Argentina remains vulnerable to tightening global financial conditions.

ARGENTINA: The recent measures, especially the substantial rate hikes and the guidance of a faster fiscal adjustment, contributed to calm down the markets by the end of last week, but Argentina remains vulnerable to changes in global financial conditions, given the wide current account deficit and low reserves. Even considering the recent exchange rate weakening, it is likely that the current account deficit this year will stand between 3.5% and 4.0% of GDP. Reserves, once excluding foreign currency liabilities of the central bank, stand at around 5% of GDP.

Furthermore, while we think the new fiscal targets are feasible, they are certainly ambitious. Higher inflation and a weaker currency will likely provide support to tax collection and the government still has control on around 50% of the primary budget. However, even if the fiscal consolidation is implemented, it could have adverse consequences for Macri’s popularity, casting doubts on the outcome of next year’s presidential elections, which can generate renewed noise in the markets.

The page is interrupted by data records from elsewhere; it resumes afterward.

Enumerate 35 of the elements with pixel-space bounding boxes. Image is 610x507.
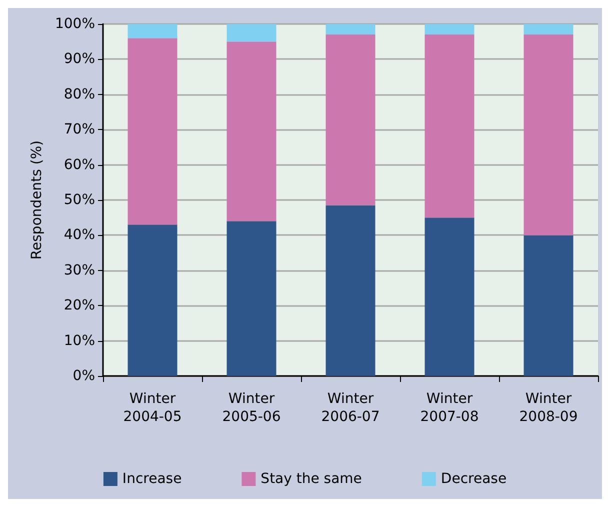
y-tick-label: 40% xyxy=(64,227,95,244)
bar xyxy=(424,218,474,376)
legend-label: Increase xyxy=(122,471,182,487)
y-tick-label: 100% xyxy=(54,16,95,32)
y-tick-label: 0% xyxy=(72,368,95,384)
y-axis-title: Respondents (%) xyxy=(29,140,46,260)
x-tick-label: Winter 2008-09 xyxy=(519,391,578,425)
y-tick-label: 10% xyxy=(64,332,95,349)
y-tick-label: 20% xyxy=(64,298,95,314)
bar xyxy=(524,24,574,35)
y-tick-label: 60% xyxy=(64,156,95,173)
bar xyxy=(128,38,178,225)
y-tick-label: 90% xyxy=(64,51,95,68)
x-tick-label: Winter 2007-08 xyxy=(420,391,479,425)
bar xyxy=(424,34,474,218)
bar xyxy=(424,24,474,35)
bar xyxy=(226,221,276,376)
bar xyxy=(128,224,178,376)
y-tick-label: 30% xyxy=(64,262,95,278)
legend-label: Stay the same xyxy=(260,471,362,487)
bar xyxy=(128,24,178,38)
legend-label: Decrease xyxy=(440,471,507,487)
x-tick-label: Winter 2004-05 xyxy=(123,391,182,425)
bar xyxy=(524,34,574,236)
y-tick-label: 50% xyxy=(64,192,95,208)
bar xyxy=(326,205,376,376)
bar xyxy=(226,24,276,42)
x-tick-label: Winter 2005-06 xyxy=(222,391,281,425)
bar xyxy=(326,34,376,206)
x-tick-label: Winter 2006-07 xyxy=(321,391,380,425)
y-tick-label: 70% xyxy=(64,122,95,138)
bar xyxy=(326,24,376,35)
y-tick-label: 80% xyxy=(64,86,95,102)
bar xyxy=(226,42,276,222)
bar xyxy=(524,235,574,376)
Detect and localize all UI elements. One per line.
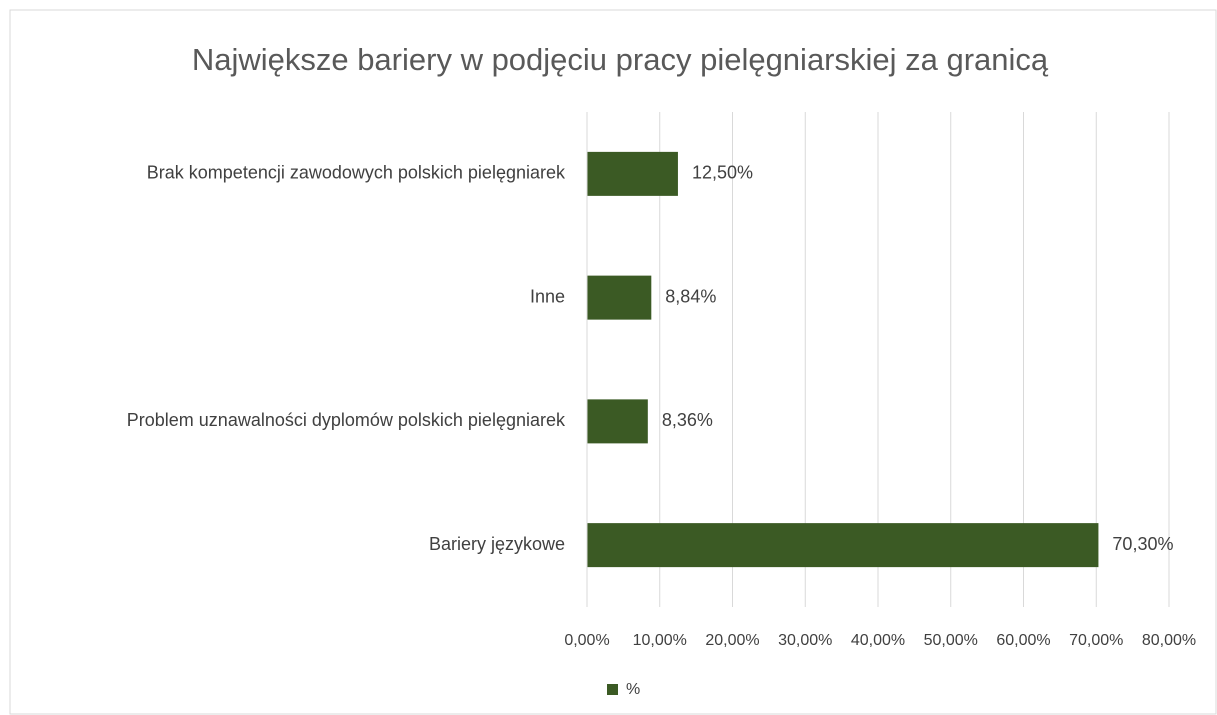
data-label: 8,84% [665,286,716,306]
data-label: 70,30% [1112,534,1173,554]
x-tick-label: 80,00% [1142,632,1196,649]
data-label: 8,36% [662,410,713,430]
y-tick-label: Problem uznawalności dyplomów polskich p… [127,410,566,430]
bar [587,151,678,196]
y-tick-label: Inne [530,286,565,306]
x-tick-label: 60,00% [996,632,1050,649]
bar [587,523,1099,568]
y-tick-label: Brak kompetencji zawodowych polskich pie… [147,163,566,183]
bar [587,275,652,320]
y-tick-label: Bariery językowe [429,534,565,554]
x-tick-label: 0,00% [564,632,609,649]
legend-swatch [607,684,618,695]
legend-label: % [626,681,640,698]
x-tick-label: 20,00% [705,632,759,649]
bar [587,399,648,444]
x-tick-label: 70,00% [1069,632,1123,649]
x-tick-label: 10,00% [633,632,687,649]
x-tick-label: 50,00% [924,632,978,649]
chart-title: Największe bariery w podjęciu pracy piel… [192,42,1049,77]
x-tick-label: 30,00% [778,632,832,649]
chart-frame [9,9,1217,715]
x-tick-label: 40,00% [851,632,905,649]
data-label: 12,50% [692,163,753,183]
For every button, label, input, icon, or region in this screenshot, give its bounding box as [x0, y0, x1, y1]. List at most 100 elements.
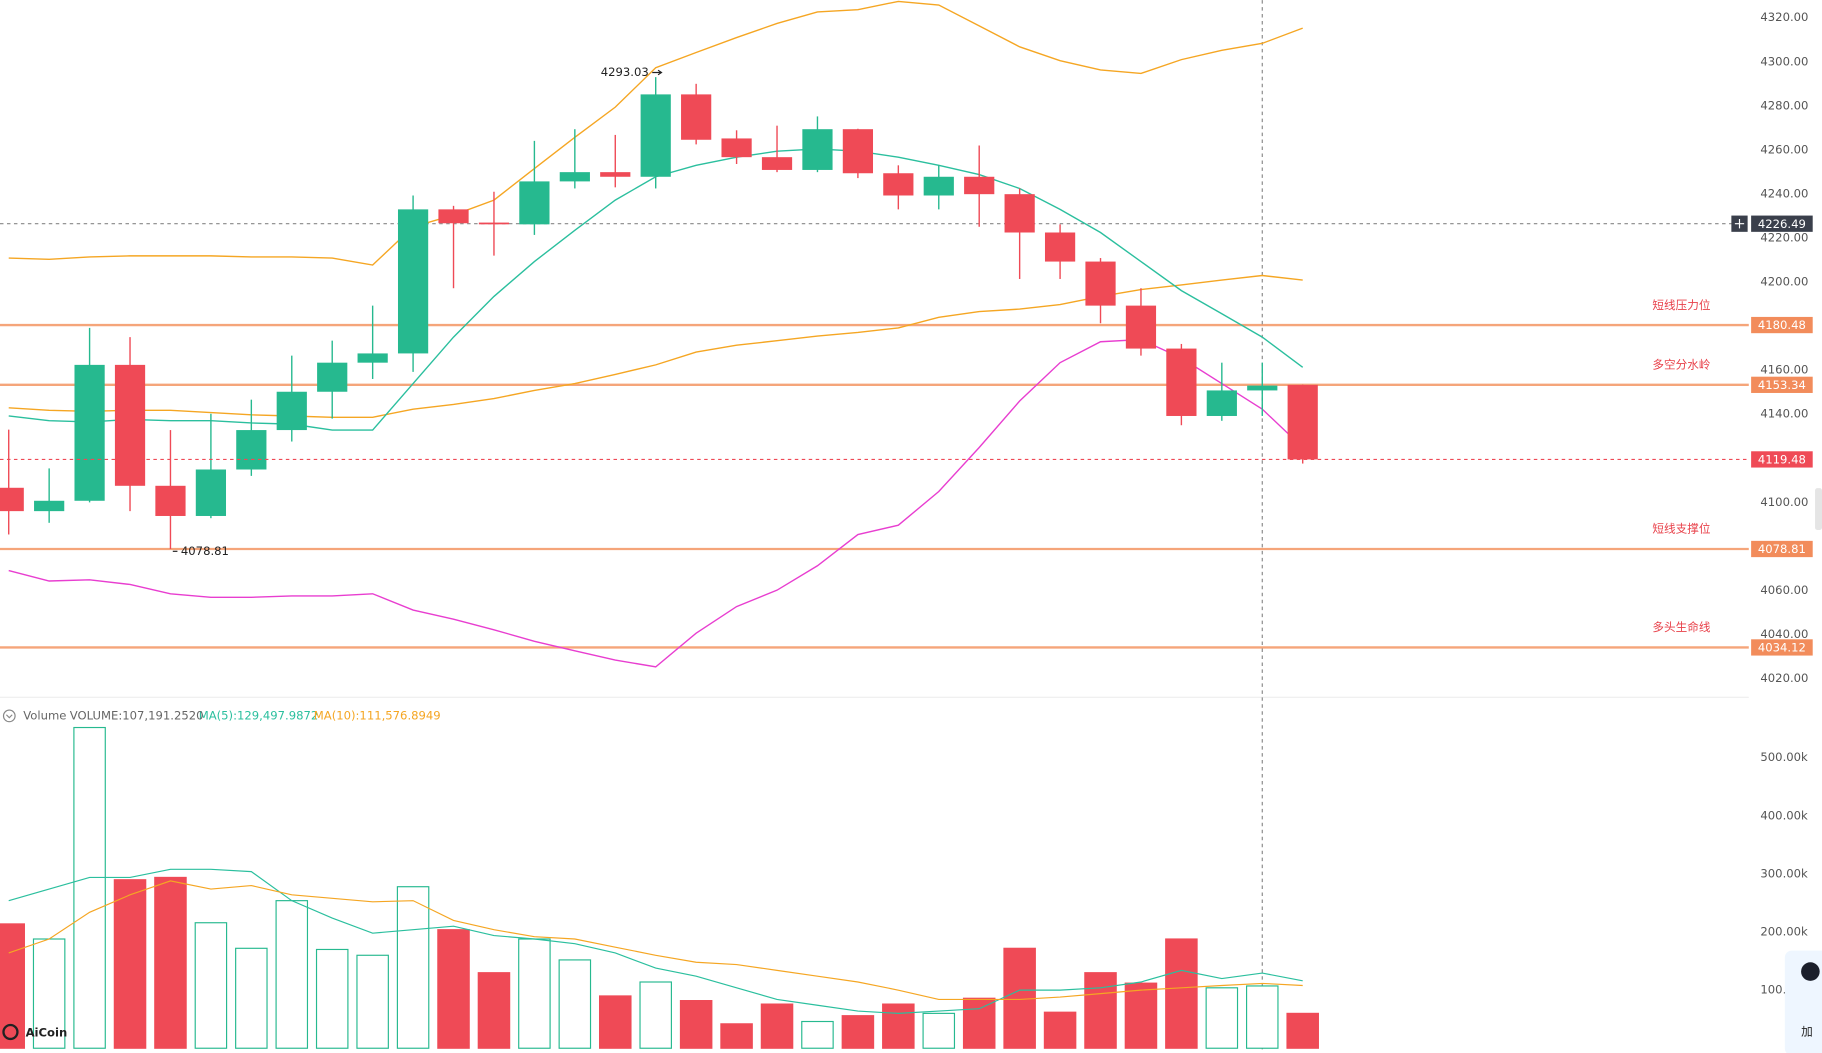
indicator-line [8, 0, 1303, 266]
side-widget-icon [1801, 962, 1820, 981]
volume-bar [356, 954, 389, 1049]
volume-bar [760, 1003, 794, 1049]
candle-body [114, 364, 146, 486]
candle-body [74, 364, 105, 501]
y-tick-label: 4240.00 [1760, 186, 1808, 200]
y-tick-label: 4160.00 [1760, 363, 1808, 377]
volume-bar [1124, 982, 1158, 1049]
volume-bar [315, 948, 349, 1049]
volume-tick-label: 200.00k [1760, 925, 1808, 939]
volume-bar [558, 959, 592, 1049]
candle-body [519, 181, 550, 225]
side-widget-text: 加 [1801, 1024, 1813, 1038]
candle-body [640, 94, 671, 177]
y-tick-label: 4300.00 [1760, 54, 1808, 68]
level-label: 4180.48 [1758, 318, 1806, 332]
volume-bar [1043, 1011, 1077, 1049]
candle-body [1247, 385, 1278, 391]
level-text: 多空分水岭 [1652, 358, 1710, 372]
candle-body [236, 430, 267, 470]
level-box [1751, 316, 1813, 334]
high-annotation: 4293.03 [601, 65, 649, 79]
y-tick-label: 4220.00 [1760, 231, 1808, 245]
candle-body [357, 353, 388, 363]
y-tick-label: 4020.00 [1760, 671, 1808, 685]
y-tick-label: 4060.00 [1760, 583, 1808, 597]
last-price-label: 4119.48 [1758, 452, 1806, 466]
volume-tick-label: 500.00k [1760, 750, 1808, 764]
volume-bar [1084, 972, 1117, 1049]
volume-title: Volume [23, 708, 66, 722]
volume-readout: VOLUME:107,191.2520 [70, 708, 204, 722]
level-box [1751, 639, 1813, 656]
logo-icon [2, 1023, 19, 1041]
volume-bar [113, 879, 147, 1049]
y-tick-label: 4040.00 [1760, 627, 1808, 641]
candle-body [842, 129, 874, 174]
candle-body [883, 173, 914, 196]
candle-body [761, 157, 793, 170]
level-box [1751, 376, 1813, 393]
volume-bar [437, 929, 470, 1049]
crosshair-price-label: 4226.49 [1758, 217, 1806, 231]
level-box [1751, 540, 1813, 558]
candle-body [276, 391, 307, 431]
candle-body [34, 500, 65, 512]
side-widget[interactable]: 加 [1784, 950, 1822, 1053]
candle-body [317, 362, 348, 392]
last-price-box [1751, 451, 1813, 468]
candle-body [681, 94, 712, 140]
level-label: 4153.34 [1758, 378, 1806, 392]
volume-bar [841, 1015, 875, 1049]
volume-bar [275, 900, 309, 1049]
y-tick-label: 4200.00 [1760, 275, 1808, 289]
level-text: 短线压力位 [1652, 298, 1710, 312]
collapse-icon[interactable] [2, 709, 16, 723]
candle-body [802, 129, 833, 170]
volume-bar [679, 1000, 713, 1049]
y-tick-label: 4280.00 [1760, 98, 1808, 112]
candle-body [478, 222, 510, 225]
volume-bar [801, 1020, 834, 1049]
candle-body [923, 176, 954, 196]
candle-body [1004, 194, 1035, 233]
y-tick-label: 4100.00 [1760, 495, 1808, 509]
volume-tick-label: 300.00k [1760, 866, 1808, 880]
candle-body [721, 138, 752, 158]
volume-bar [922, 1012, 956, 1049]
indicator-line [8, 338, 1304, 668]
volume-bar [1205, 987, 1239, 1049]
volume-ma-legend: MA(10):111,576.8949 [314, 708, 441, 722]
volume-bar [477, 972, 511, 1049]
high-arrow [652, 69, 663, 76]
candle-body [964, 176, 995, 195]
volume-bar [235, 947, 268, 1049]
volume-bar [599, 995, 632, 1049]
collapse-chevron [5, 714, 13, 719]
candle-body [0, 487, 24, 512]
candle-body [1044, 232, 1076, 262]
volume-ma-line [8, 880, 1303, 1001]
logo: AiCoin [2, 1023, 67, 1041]
low-annotation: 4078.81 [181, 544, 229, 558]
volume-ma-legend: MA(5):129,497.9872 [199, 708, 319, 722]
crosshair-plus [1734, 219, 1745, 229]
level-text: 短线支撑位 [1652, 522, 1710, 536]
scroll-handle[interactable] [1815, 488, 1822, 530]
volume-bar [73, 726, 106, 1049]
level-label: 4078.81 [1758, 542, 1806, 556]
candle-body [1206, 390, 1237, 416]
y-tick-label: 4260.00 [1760, 142, 1808, 156]
candle-body [1287, 384, 1318, 460]
volume-bar [32, 938, 66, 1049]
overlay: 4293.03 4078.81 MA(5):129,497.9872MA(10):1… [172, 65, 1813, 722]
y-tick-label: 4320.00 [1760, 10, 1808, 24]
candle-body [195, 469, 227, 516]
volume-bar [1165, 938, 1198, 1049]
volume-bar [639, 981, 672, 1049]
volume-bar [962, 997, 996, 1049]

Argentina’s 5-year CDS ended last week at 317bps, after reaching as high as 350bps early on Friday. We saw a strong reversal in the market on Friday, with a relevant flow of buyers of external bonds. Our long position in Argentina’s CDS against the Latam average now posts a 72-bp loss (see table below). We are inclined to step out of the position, given the risks mentioned above, but the improvement in the market (if it continues) may offer a better exit price in upcoming days.

This week the central bank will hold its biweekly monetary policy meeting to decide on the reference rate on Tuesday.

MEXICO: Local rates have been widening as well, because of (1) the tightening in global financial conditions, (2) AMLO becoming more likely to win presidency, (3) fears that his party will be able to increase representativeness in Congress, and (4) the lack of a NAFTA agreement up to now. The 3-year TIIE nominal rate increased 18bps during the week to 7.68%, causing further losses to our receiver (current P&L: -0.84%). The market currently implies almost 20bps in hikes over the next 3 months and a spot nominal rate still higher than 7.0% in the next 3 years, which we believe is excessive.

We will continue to receive outright the 3-year nominal TIIE rate in Mexico, because we believe that declining inflation (already below 3% at the margin, seasonally-adjusted and annualized) is consistent with normalization in rates going forward. In addition, our base-case assumes that NAFTA will be renegotiated successfully and that AMLO will win presidency, but without major deterioration in macro policy.

This week keep an eye on April’s CPI inflation (Wed.), for which we expect a -0.31% variation, taking the 12-month reading down to 4.58% (5.04% in March). 

BRAZIL: BRL depreciated, CDS increased and local rates widened last week. We have no position in Brazil today (after a good gain receiving Jan21), mainly because of election risks, which may increase going forward.